All government backed loans applicants are being pushed to have a certified Home Inspector complete an inspection pre-loan and guess what.....? According to my inspector friends they are finding that nearly 80% of foreclosures in our area have mold... Well Shock Me Silly- Really! Every Kilz coverup is a failure, every home is air tested to IAQA standards. I hear a lot of chargebacks are coming to the contractors who fail these inspections....Fannie said ENOUGH, HUD said enough. 

These home inspectors are telling buyers to request the protocol documentation from the restoration contractor, their certifications and their commercial pollution liability policy before purchase. In most States the Service Company or anyother General Contractor has to supply names of subs.

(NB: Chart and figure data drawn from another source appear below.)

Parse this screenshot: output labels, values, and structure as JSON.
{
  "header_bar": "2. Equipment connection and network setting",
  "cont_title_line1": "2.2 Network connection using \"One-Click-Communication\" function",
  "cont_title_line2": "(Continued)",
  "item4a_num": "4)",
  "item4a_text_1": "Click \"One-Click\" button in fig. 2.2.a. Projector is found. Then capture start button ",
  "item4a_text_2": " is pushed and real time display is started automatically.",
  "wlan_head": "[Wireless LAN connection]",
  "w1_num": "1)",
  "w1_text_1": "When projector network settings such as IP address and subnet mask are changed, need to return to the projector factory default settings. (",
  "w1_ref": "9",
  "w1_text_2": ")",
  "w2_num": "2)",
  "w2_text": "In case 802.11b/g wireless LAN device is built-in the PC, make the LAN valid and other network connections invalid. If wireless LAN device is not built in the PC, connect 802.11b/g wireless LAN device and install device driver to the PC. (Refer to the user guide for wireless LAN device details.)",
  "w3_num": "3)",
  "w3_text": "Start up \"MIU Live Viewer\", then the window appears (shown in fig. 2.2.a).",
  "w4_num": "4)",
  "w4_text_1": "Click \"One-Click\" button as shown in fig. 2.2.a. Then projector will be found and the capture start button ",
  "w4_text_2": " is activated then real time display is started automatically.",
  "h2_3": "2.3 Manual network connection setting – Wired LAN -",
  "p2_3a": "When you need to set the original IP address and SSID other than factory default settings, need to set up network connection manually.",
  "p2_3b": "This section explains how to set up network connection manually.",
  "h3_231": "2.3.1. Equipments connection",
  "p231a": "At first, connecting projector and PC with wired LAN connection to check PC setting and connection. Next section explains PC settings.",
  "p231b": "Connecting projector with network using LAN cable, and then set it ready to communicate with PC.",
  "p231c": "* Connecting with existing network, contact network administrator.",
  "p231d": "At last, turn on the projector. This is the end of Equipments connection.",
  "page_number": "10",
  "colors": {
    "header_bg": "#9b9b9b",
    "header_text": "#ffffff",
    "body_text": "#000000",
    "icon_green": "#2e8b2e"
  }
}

in the last 2 weeks we have r&r 2 roofs and start another tomorrow...ALL due to mold.


----------



## Guest (Aug 30, 2012)

We have been required to do the same for quite some time now??


----------



## thanohano44 (Aug 5, 2012)

FremontREO said:


> All government backed loans applicants are being pushed to have a certified Home Inspector complete an inspection pre-loan and guess what.....? According to my inspector friends they are finding that nearly 80% of foreclosures in our area have mold... Well Shock Me Silly- Really! Every Kilz coverup is a failure, every home is air tested to IAQA standards. I hear a lot of chargebacks are coming to the contractors who fail these inspections....Fannie said ENOUGH, HUD said enough.
> 
> These home inspectors are telling buyers to request the protocol documentation from the restoration contractor, their certifications and their commercial pollution liability policy before purchase. In most States the Service Company or anyother General Contractor has to supply names of subs.
> 
> in the last 2 weeks we have r&r 2 roofs and start another tomorrow...ALL due to mold.


Same here....


----------



## JFMURFY (Sep 16, 2012)

According to FAS it's not mold silly... its "Discoloration"....


----------



## BamaPPC (May 7, 2012)

on your attic inspections. the biggie is fire damage. usually a roof leak will manifest itself in the ceiling sheetrock. But a past fire that has already been rehab'd. it may look great from the floor. new sheetrock on the ceilings and walls. New roof. But they didn't replace all the rafters and/or joists. If you get caught saying there is no fire damage, and then someone else finds scorched roof structure....you may be replacing all the scorched wood. $$$$


----------



## thanohano44 (Aug 5, 2012)

BamaPPC said:


> on your attic inspections. the biggie is fire damage. usually a roof leak will manifest itself in the ceiling sheetrock. But a past fire that has already been rehab'd. it may look great from the floor. new sheetrock on the ceilings and walls. New roof. But they didn't replace all the rafters and/or joists. If you get caught saying there is no fire damage, and then someone else finds scorched roof structure....you may be replacing all the scorched wood. $$$$


I've heard horror stories like what you've just described in Utah from a former competitor. He is no longer in business due to this oversight.


----------



## Guest (Sep 4, 2012)

I recently worked on a house with an attic full of crack pipes, syringes, spoons and empty bottles of Mad Dog. Be careful up there!


----------